[llvm] r211679 - [X86] Add target combine rule to select ADDSUB instructions from a build_vector

Thu Jun 26 04:00:20 PDT 2014

Hi Hal,

It turns out that it was very easy to improve the folding of 'addsub'
using a 'xorps'.
The fix is now committed at revision 211771.

I also verified that we correctly select an ADDSUBPS in the case of
function @faddfsub in test 'Transforms/SLPVectorizer/X86/addsub.ll'.

Cheers,
Andrea

On Wed, Jun 25, 2014 at 4:09 PM, Andrea Di Biagio
<andrea.dibiagio at gmail.com> wrote:
> On Wed, Jun 25, 2014 at 3:54 PM, Hal Finkel <hfinkel at anl.gov> wrote:
>> ----- Original Message -----
>>> From: "Andrea Di Biagio" <andrea.dibiagio at gmail.com>
>>> To: "Hal Finkel" <hfinkel at anl.gov>
>>> Cc: "Andrea Di Biagio" <Andrea_DiBiagio at sn.scee.net>, "llvm-commits at cs.uiuc.edu for LLVM" <llvm-commits at cs.uiuc.edu>
>>> Sent: Wednesday, June 25, 2014 6:57:11 AM
>>> Subject: Re: [llvm] r211679 - [X86] Add target combine rule to select ADDSUB instructions from a build_vector
>>>
>>> Hi Hal,
>>>
>>> I can confirm that after r211427 we correctly match a 'subadd' into a
>>> x86 ADDSUB instruction.
>>> To verify this I redirected to ' llc -mcpu=core-i7-avx' the output of
>>> test 'addsub.ll' added at revision r211339.
>>
>> Good; thanks for looking at this...
>>
>>>
>>> So,
>>>
>>> opt < addsub.ll -basicaa -slp-vectorizer -S | llc -march=x86-64
>>> -mcpu=corei7-avx | less
>>>
>>> you can see how we correctly emit an 'addsub' instruction in the case
>>> of function @fsubfadd.
>>> We don't emit an 'addsub' for the other functions but that's fine for
>>> the following reasons:
>>>  1- 'addsub' on X86 is only for packed float vectors (therefore - we
>>> cannot match an 'addsub' in case of functions @addsub and @subadd);
>>
>> Yes, this is a different issue.
>>
>>>  2- the semantic of 'addsub' for x86 requires that even-numbered
>>> elements are subtracted (not added).

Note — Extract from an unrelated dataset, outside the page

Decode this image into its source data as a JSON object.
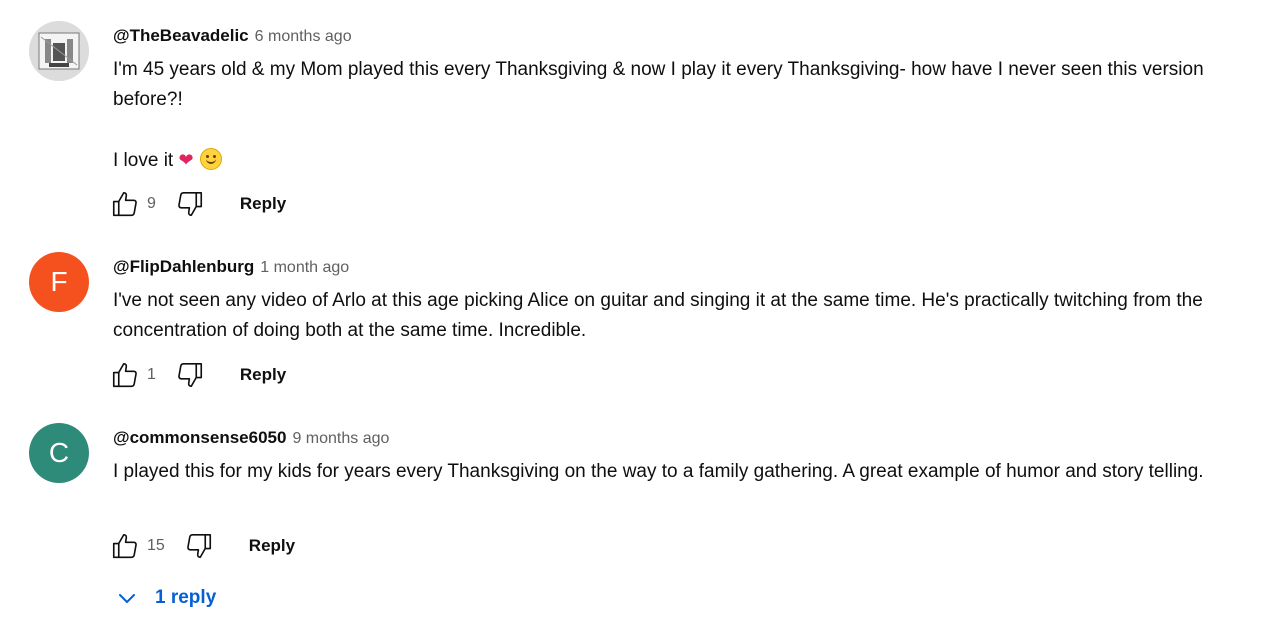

That means, we cannot match an
>>> 'addsub' in function @faddfsub.
>>
>> You're right, however, I think that we can still do this in combination with another instruction: subadd(x, y) == addsub(x, (-1, 1, -1, 1, ...)*y) [and the multiply can be lowered as an xor on the sign bits, IIRC, which is more efficient than actually using a floating-point multiply]. In intrinsics, this would be something like _mm256_xor_pd(y, _mm256_set_ps(-0.0f, -0.0f, ...)). Is this reasonable?
>
> True. It makes sense.
> I will do some experiments and in case I will post a patch for review.
>
> -Andrea
>
>>
>> Thanks again,
>> Hal
>>
>>>
>>> Instead, we correctly match an 'addsub' in the case of function
>>> @fsubfadd.
>>>
>>> On x86, excluding function @fsubfadd, other functions cannot be
>>> translated using 'addsubps/addsubpd' (and their AVX variants).
>>>
>>> I hope this helps :-)
>>>
>>> Andrea
>>>
>>> On Wed, Jun 25, 2014 at 12:01 PM, Andrea Di Biagio
>>> <andrea.dibiagio at gmail.com> wrote:
>>> > Hi Hal,
>>> >
>>> >
>>> >
>>> > On Wed, Jun 25, 2014 at 11:35 AM, Hal Finkel <hfinkel at anl.gov>
>>> > wrote:
>>> >> Does this mean that we now match the form of these produced by the
>>> >> SLP vectorizer? (see r211339)
>>> >>
>>> >>  -Hal
>>> >>
>>> >
>>> > Interesting, apparently I missed that commit...
>>> > I'll have a look at it now.
>>> >
>>> > -Andrea
>>>
>>
>> --
>> Hal Finkel
>> Assistant Computational Scientist
>> Leadership Computing Facility
>> Argonne National Laboratory